One year after deciding to build the new aquatic center on the southwest side of the city in Freedom Park, Greenwood officials brought up a new idea to locate the facility on the opposite side of the city, near where a hotel and sports complex were planned. A pool engineering firm was estimating the cost to build the new pool, water slides and lazy river near the Interstate 65 exit at County Line Road.

More than 1,000 acres of land along State Road 135 in Greenwood would open up for development once the city finalized a sewer service deal with Bargersville. After a court battle over land near State Road 135 in the unincorporated Center Grove area, both Greenwood and Bargersville owned sections of sewer system within the other’s boundaries. The dispute, rules and expenses related to sewer service were hindering development there.

24

A man recently released from prison held a gun inches from his girlfriend, a correctional officer, and fired a shot shattering the car window in a Greenwood neighborhood. The two met at the state correctional facility in Edinburgh, where she worked as a correctional officer and he was serving a 2½-year sentence. Both ended up held at gunpoint by police in a church parking lot.

25

Concrete medians and a new turn lane could cut down on accidents and backups at Franklin’s most dangerous intersection, but no work was planned. The intersection of Westview Drive and U.S. 31 had been deemed the city’s most dangerous, with an average of about one accident per week since the start of 2014.

Marla Clark and Joe Villanueva, two Republicans running for Superior Court 4 judge, topped the primary election season spending list in 2014. They spent more than $12,000 on billboards, yard signs, advertisements and brochures. The two candidates were seeking the judge seat in the new court that opens next year — the first contested local judge race since 1996.

26

Nobody had stepped forward with a

$2 million winning Powerball ticket that was sold by the Nineveh Mini Mart.

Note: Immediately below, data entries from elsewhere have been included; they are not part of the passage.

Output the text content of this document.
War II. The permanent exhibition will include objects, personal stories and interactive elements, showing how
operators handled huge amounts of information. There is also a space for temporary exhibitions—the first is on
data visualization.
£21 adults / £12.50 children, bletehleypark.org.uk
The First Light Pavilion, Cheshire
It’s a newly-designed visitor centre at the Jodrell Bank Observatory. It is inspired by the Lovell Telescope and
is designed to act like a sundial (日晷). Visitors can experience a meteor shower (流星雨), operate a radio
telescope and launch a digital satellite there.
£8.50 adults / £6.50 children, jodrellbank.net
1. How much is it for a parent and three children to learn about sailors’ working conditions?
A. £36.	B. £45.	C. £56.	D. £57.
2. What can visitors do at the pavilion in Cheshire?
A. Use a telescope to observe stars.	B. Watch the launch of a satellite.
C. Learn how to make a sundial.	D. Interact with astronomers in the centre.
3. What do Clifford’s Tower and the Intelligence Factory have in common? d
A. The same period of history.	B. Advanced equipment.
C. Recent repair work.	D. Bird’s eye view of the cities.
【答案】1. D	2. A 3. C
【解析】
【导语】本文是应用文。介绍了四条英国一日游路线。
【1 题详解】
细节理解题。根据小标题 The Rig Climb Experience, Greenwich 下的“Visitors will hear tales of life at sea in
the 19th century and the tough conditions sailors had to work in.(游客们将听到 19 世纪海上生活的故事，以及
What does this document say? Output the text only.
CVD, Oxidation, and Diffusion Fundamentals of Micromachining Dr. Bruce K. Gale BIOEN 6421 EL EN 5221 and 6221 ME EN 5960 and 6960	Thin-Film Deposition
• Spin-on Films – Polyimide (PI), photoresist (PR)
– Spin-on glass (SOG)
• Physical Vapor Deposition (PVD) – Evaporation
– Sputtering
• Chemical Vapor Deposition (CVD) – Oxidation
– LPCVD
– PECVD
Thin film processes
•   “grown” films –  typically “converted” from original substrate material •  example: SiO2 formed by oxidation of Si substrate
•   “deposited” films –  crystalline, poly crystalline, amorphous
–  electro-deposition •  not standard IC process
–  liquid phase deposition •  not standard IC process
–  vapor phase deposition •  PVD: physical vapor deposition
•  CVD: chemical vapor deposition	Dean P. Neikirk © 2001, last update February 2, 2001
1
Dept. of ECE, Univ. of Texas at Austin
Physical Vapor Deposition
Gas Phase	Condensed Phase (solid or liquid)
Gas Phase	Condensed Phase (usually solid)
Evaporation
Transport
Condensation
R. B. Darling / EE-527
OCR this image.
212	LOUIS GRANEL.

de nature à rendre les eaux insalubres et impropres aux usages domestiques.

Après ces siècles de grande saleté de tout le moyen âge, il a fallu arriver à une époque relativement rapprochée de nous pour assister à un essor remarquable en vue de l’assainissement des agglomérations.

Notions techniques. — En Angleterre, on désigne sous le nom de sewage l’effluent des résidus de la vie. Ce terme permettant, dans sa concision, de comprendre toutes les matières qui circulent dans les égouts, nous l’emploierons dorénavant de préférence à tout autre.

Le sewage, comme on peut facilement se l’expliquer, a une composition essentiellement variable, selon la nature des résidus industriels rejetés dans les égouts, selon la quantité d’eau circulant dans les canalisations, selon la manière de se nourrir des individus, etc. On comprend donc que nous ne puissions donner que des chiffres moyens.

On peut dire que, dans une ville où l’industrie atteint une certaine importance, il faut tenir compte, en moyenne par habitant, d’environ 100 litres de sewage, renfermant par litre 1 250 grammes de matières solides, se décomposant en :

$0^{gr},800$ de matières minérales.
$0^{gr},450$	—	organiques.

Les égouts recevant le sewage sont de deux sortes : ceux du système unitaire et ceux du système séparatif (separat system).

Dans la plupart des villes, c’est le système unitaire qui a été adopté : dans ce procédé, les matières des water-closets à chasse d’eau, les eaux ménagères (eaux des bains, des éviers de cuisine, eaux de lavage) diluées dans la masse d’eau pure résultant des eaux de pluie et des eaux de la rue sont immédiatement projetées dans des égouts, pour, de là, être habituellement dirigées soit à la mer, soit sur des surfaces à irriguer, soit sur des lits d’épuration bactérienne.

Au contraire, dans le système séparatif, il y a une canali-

The ticket had the first five numbers and the Power Play correct but missed the Powerball number.

A hotel and sports complex project planned for Greenwood wasn’t the developer’s first project for the property. Jerald Good, owner of GoodSports Enterprises Global, planned a hotel and water park for the land when Cabela’s was going to build a destination store on County Line Road near Interstate 65. When Cabela’s dropped its plans to build in Greenwood, the Splash Universe project went away, too.

28

About 150 soldiers were honored at Franklin College, where friends and family said goodbye for the next several months. The soldiers from the 1413 Engineer Company, based at the Johnson County Armory in Franklin, left for Texas to start training before nine months of work in Afghanistan.

The idea of a new tax on hotel and motel stays isn’t dead. County council members who voted no to the innkeeper’s tax formed a group with other economic development officials to research the county’s best attractions and ways to promote them to answer questions about how to spend the money from an innkeeper’s tax, a

5 percent tax on hotel and motel bills in the county.

29

Crews started tearing down the charred remains of a Nineveh house where a fire killed two young children and their mother. As the demolition progressed, workers gave the husband and father of the deceased, Christopher Abbott, mementos that survived the blaze, including family photos and house keys.

After a year of concerns and practice runs, local students finished the first day of ISTEP testing without any problems.

30

For the first time, at least 90 percent of the third-graders from each of Johnson County’s public school districts passed IREAD-3, a reading test recently required by the state.

Architects have two ideas for what to do about Indian Creek Elementary School, where parts of the building are between 28 and 75 years old and need to be upgraded: demolish and rebuild nearly 40,000 square feet of the school’s oldest sections or construct a new wing for prekindergarten through second grade at Indian Creek Intermediate School. The costs of the two projects would be similar — between $8.2 and $8.5 million.